Nas artes plásticas, de menor destaque, colaboraram Júlio Vieira, Eurico Abreu e Carlos Scliar.
Apesar do fechamento do CPC, e da prisão ou exílio de artistas e intelectuais ligados a ele, suas propostas influenciaram iniciativas posteriores, como o célebre show Opinião, de Oduvaldo Vianna Filho, Armando Costa e Paulo Pontes, realizado no final de 1964, reunindo Zé Kéti, João do Vale, Nara Leão e, depois, Maria Bethania.
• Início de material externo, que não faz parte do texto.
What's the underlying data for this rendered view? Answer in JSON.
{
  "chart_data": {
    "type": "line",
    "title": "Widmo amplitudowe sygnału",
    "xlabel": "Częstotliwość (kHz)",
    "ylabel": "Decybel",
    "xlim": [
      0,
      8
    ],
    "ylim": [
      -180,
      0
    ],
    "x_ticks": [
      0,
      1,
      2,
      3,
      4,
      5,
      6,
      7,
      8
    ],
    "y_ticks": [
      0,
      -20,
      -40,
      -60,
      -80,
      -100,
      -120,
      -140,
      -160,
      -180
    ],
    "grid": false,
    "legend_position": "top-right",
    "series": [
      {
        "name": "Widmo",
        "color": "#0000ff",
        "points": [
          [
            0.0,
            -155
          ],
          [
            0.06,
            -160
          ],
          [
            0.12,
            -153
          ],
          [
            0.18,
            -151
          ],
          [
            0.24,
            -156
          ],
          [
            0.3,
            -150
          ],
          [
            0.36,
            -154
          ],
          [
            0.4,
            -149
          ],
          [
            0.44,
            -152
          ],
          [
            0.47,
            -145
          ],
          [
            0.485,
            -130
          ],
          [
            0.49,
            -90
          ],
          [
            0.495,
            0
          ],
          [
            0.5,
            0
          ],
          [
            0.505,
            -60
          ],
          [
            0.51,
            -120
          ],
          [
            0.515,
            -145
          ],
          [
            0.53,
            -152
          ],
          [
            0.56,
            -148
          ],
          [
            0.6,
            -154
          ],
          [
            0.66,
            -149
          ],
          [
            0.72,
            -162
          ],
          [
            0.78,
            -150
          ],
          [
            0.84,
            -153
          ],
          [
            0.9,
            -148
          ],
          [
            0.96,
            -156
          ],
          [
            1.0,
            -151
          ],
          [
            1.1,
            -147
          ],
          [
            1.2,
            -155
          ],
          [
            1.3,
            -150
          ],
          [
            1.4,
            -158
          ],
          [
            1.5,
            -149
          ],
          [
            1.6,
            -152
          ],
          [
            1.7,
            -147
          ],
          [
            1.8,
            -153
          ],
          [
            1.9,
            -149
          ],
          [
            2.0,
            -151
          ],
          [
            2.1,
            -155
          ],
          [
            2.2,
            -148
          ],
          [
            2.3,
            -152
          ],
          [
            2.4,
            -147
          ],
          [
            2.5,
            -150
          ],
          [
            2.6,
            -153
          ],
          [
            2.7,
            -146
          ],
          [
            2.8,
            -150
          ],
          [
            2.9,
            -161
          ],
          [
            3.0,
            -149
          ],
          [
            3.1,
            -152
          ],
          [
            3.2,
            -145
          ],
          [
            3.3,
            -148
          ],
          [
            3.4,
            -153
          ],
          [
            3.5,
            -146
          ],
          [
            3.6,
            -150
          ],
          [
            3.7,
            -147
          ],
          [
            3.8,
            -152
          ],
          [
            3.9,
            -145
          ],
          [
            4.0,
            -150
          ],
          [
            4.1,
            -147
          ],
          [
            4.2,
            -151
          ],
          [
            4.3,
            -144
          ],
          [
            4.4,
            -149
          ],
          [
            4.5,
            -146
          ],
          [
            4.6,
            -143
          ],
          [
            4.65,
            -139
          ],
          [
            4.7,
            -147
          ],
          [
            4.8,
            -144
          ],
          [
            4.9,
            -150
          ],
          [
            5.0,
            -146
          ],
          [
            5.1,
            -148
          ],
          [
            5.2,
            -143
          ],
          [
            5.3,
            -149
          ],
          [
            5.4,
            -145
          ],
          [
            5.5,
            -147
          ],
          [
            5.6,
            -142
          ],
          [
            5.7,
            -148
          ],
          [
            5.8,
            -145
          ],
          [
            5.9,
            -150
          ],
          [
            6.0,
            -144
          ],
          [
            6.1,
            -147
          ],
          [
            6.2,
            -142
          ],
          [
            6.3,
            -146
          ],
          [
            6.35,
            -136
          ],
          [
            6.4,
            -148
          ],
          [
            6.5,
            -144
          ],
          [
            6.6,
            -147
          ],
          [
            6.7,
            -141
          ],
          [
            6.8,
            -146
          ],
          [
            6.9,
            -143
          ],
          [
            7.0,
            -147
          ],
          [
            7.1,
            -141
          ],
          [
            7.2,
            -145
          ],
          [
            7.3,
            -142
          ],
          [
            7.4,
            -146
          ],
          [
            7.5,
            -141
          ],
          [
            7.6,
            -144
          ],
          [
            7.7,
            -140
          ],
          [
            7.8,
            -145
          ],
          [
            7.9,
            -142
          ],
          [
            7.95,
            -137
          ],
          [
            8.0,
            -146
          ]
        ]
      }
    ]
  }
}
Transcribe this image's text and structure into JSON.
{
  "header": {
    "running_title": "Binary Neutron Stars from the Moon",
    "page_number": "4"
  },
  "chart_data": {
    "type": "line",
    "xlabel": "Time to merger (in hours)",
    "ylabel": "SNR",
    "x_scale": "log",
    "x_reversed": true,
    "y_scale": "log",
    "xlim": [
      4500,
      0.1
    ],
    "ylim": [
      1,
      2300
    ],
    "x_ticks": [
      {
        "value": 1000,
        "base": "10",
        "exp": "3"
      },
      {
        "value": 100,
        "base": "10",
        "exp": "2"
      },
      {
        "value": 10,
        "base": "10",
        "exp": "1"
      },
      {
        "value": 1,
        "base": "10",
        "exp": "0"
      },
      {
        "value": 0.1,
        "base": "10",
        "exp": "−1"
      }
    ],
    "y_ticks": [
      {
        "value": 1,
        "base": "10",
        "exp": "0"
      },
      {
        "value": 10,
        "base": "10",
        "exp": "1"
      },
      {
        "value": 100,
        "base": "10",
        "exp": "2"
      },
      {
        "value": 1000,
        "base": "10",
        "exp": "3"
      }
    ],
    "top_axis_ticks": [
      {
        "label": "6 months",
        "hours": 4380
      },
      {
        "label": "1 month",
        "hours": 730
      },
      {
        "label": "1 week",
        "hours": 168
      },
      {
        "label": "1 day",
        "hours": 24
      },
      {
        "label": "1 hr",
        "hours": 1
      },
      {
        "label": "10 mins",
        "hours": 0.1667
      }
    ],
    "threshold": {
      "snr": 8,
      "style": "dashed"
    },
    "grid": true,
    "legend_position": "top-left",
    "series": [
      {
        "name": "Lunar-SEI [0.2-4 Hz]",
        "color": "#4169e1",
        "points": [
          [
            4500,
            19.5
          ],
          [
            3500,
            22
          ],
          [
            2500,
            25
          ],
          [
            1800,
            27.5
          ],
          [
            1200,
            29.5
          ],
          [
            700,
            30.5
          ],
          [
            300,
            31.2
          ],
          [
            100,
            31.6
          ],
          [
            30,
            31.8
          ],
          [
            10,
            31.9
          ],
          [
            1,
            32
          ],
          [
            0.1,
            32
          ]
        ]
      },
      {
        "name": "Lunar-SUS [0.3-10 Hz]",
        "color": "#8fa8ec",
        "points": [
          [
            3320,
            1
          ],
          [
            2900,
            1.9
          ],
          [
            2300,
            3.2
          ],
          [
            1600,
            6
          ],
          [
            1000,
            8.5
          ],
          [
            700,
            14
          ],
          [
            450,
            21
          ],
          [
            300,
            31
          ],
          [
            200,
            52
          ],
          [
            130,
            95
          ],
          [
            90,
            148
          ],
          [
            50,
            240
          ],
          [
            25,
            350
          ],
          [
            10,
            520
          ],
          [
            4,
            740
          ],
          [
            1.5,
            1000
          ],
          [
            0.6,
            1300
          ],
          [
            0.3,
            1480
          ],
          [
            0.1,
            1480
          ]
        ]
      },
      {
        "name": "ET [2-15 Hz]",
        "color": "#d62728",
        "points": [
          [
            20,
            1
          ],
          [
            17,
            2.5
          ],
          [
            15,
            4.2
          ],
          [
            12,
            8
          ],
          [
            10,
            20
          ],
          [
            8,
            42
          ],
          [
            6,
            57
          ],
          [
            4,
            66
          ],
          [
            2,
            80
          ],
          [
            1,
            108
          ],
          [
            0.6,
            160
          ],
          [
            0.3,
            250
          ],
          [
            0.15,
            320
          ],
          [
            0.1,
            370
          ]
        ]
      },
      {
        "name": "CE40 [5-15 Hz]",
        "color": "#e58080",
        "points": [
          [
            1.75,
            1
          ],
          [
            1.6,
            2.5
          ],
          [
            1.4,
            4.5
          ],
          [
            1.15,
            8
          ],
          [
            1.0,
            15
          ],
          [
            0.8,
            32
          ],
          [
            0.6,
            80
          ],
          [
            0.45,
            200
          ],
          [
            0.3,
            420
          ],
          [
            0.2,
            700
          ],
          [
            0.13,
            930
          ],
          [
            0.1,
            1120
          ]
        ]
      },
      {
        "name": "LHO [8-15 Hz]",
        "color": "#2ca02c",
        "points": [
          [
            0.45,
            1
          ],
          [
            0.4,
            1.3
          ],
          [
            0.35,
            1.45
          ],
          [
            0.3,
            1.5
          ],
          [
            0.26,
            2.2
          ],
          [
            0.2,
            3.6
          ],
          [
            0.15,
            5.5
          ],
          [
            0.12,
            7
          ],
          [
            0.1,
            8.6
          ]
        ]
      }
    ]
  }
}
Nos anos posteriores, sobretudo a partir da década de 1980, a revisão das atividades do Centro Popular de Cultura frequentemente caracterizou-as como dogmáticas, sectárias e simplistas. A discussão entre as esquerdas no período 1961-1964 acerca do engajamento artístico, da cultura popular e da função social da arte foram assim reduzidas à relação entre nacionalismo e populismo, enfatizada por Francisco Weffort, Octávio Ianni e outros. De todo modo, a efervescência cultural da época teve, no CPC, um importante polo gerador, apesar dos eventuais equívocos de suas propostas ou da heterogeneidade das suas produções artístico-culturais. Apesar de efêmera, a trajetória do CPC é necessária para compreensão do debate ideológico-cultural da época e das utopias da geração 1960.
Suas percepções acerca dos vínculos entre arte e política, bem como da possibilidade de uma estética nacional e popular certamente contribuíram (assim como a análise crítica do período) para delinear as características da produção cultural brasileira nas décadas seguintes.[8]